O selfie, com seu duck face (a imagem da foto mandando
beijinho), movimento de rebanho, poderia levar Nietzsche a arrancar os bigodes,
e levá-lo de criticar o rebanho cristão ao rebanho da "nova
fotografia", que, por fim, deve ser bem aproveitada sim, mas o critério é
o filho da razão, e sem senso nada se torna, tudo se dilui.

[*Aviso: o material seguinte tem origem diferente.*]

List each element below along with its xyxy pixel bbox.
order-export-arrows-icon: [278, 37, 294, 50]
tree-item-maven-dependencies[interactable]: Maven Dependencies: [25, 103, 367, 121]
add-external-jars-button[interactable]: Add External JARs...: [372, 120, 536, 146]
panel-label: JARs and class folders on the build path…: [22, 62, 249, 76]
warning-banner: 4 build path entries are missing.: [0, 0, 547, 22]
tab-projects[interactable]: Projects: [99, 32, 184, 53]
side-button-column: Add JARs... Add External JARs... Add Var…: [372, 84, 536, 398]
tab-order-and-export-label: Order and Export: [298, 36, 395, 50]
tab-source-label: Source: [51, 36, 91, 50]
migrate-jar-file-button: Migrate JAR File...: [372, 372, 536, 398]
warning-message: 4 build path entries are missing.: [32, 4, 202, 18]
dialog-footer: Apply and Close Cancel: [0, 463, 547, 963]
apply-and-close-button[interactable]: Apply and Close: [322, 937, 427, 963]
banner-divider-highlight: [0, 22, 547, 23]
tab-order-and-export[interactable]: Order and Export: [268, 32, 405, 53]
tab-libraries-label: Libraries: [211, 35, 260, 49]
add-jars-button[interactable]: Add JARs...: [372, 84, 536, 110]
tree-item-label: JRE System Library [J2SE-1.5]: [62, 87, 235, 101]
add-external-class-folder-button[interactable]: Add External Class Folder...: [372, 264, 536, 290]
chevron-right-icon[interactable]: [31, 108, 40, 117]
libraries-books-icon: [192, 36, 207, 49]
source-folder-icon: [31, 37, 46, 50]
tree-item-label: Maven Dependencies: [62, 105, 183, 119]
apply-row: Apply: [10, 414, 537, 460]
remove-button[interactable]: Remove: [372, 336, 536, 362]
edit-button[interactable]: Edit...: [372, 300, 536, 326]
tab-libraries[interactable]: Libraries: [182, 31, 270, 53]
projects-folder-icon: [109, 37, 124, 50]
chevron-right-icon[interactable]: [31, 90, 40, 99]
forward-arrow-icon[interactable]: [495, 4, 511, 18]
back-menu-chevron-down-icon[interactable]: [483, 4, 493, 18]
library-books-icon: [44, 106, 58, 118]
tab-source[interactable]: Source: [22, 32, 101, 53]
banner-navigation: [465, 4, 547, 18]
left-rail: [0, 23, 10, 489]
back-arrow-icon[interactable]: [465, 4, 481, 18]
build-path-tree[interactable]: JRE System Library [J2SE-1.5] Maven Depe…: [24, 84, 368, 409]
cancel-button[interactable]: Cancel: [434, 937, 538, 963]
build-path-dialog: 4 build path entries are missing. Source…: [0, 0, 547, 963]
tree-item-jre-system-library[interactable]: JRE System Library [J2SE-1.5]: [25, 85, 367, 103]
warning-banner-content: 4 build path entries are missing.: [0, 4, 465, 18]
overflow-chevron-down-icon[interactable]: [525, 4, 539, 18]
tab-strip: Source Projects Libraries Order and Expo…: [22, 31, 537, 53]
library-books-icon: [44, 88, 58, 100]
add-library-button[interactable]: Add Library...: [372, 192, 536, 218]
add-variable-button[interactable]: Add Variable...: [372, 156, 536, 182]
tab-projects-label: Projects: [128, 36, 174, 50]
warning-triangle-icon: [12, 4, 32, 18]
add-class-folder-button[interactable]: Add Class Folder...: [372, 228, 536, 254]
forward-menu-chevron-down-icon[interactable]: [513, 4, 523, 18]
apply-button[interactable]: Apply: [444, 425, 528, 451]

O ponto a se pensar melhor é de que, assim como está
ocorrendo um excesso nos rumos das artes plásticas, por outras razões mais
históricas, a fotografia também passa por uma mudança radical, a qual não se
pode prever os efeitos, mas, filtrando tudo isso, os artistas e fotojornalistas
ainda são o sumo de que se alimentará a fotografia como ação histórica, e não
no universo previsível do selfie.
O beijo mascara o rebanho, e a fotografia vai ao fundo mais
do que à superfície. Usemos nossos smartphones bastante sim, mas sem ser uma
fábrica risonha sem fundo de verdade. Construamos o sentido, felicidade sem
sentido não é felicidade, ser feliz é saber de que fúria, dor, pranto, e
crítica, também fazem parte deste plano chamado mundo. Sorria na fotografia,
mas não deixe de olhar o mundo lá fora.
Gustavo Bastos, filósofo e escritor.